As part of laboratory studies, the optimal polymer concentrations (4 wt% or more) and the amount of crosslinking agent (with a polymer:crosslinking agent ratio of 5:1 (calculated on dry polymer powder)) were selected; it is possible to obtain the most durable gel structure. To ensure the stability of the developed composition, the concentration of the emulsifier and the optimal ratio of the dispersed phase and the dispersion medium were selected. To prepare a stable invert emulsion, the optimal concentration of the surfactant emulsifier was selected; this concentration was 15–20% of the entire hydrocarbon phase of the system.
Laboratory tests of the developed surfactant–polymer composition demonstrate the absence of interaction of the composition with displacement fluids, as well as with mineralized formation water (before filtration of the composition in a porous medium).

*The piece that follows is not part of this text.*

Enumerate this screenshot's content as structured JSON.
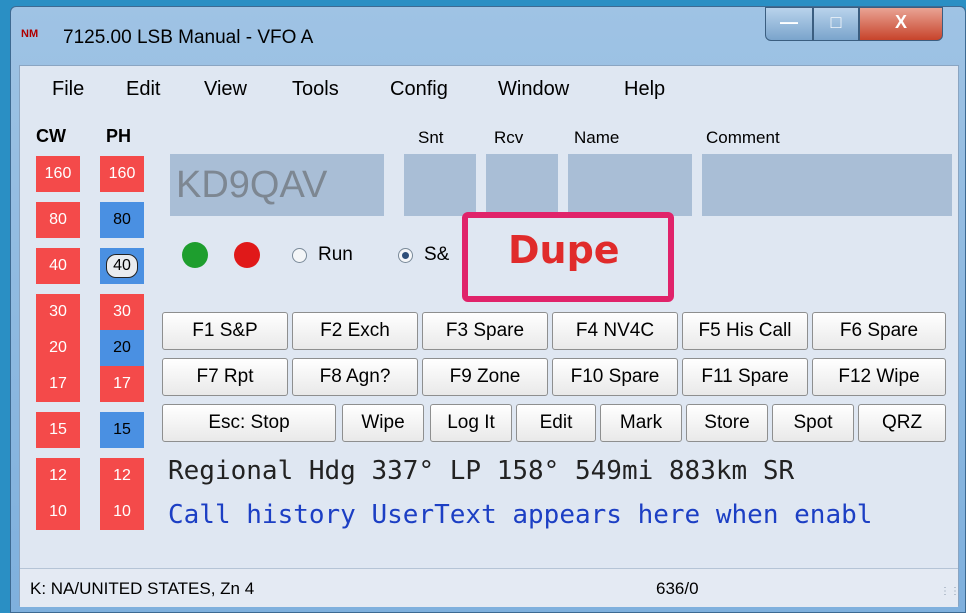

It has been experimentally proven that the composition has not only physical, but also chemical selectivity, forming a gel sediment only in water-saturated, highly permeable zones. The obtained value of the residual resistance factor for the oil-saturated low-permeability model was 1.49 units, and the value of the residual resistance factor for the water-saturated high-permeability model was 18.04 units. The ratio of the values of the residual resistance factor obtained from the results of filtration tests on a water-saturated high-permeability model and an oil-saturated low-permeability model was 0.08. When the developed composition comes into contact with oil, the process of sedimentation and gelation does not occur.
The developed composition allows us to solve the problem of premature gelation. In addition, the composition can form a blocking screen in highly permeable water-saturated zones. The development may be useful for fields with difficult conditions (high salinity of formation waters, boreholes with a horizontal end, elevated formation temperatures up to 80 °C).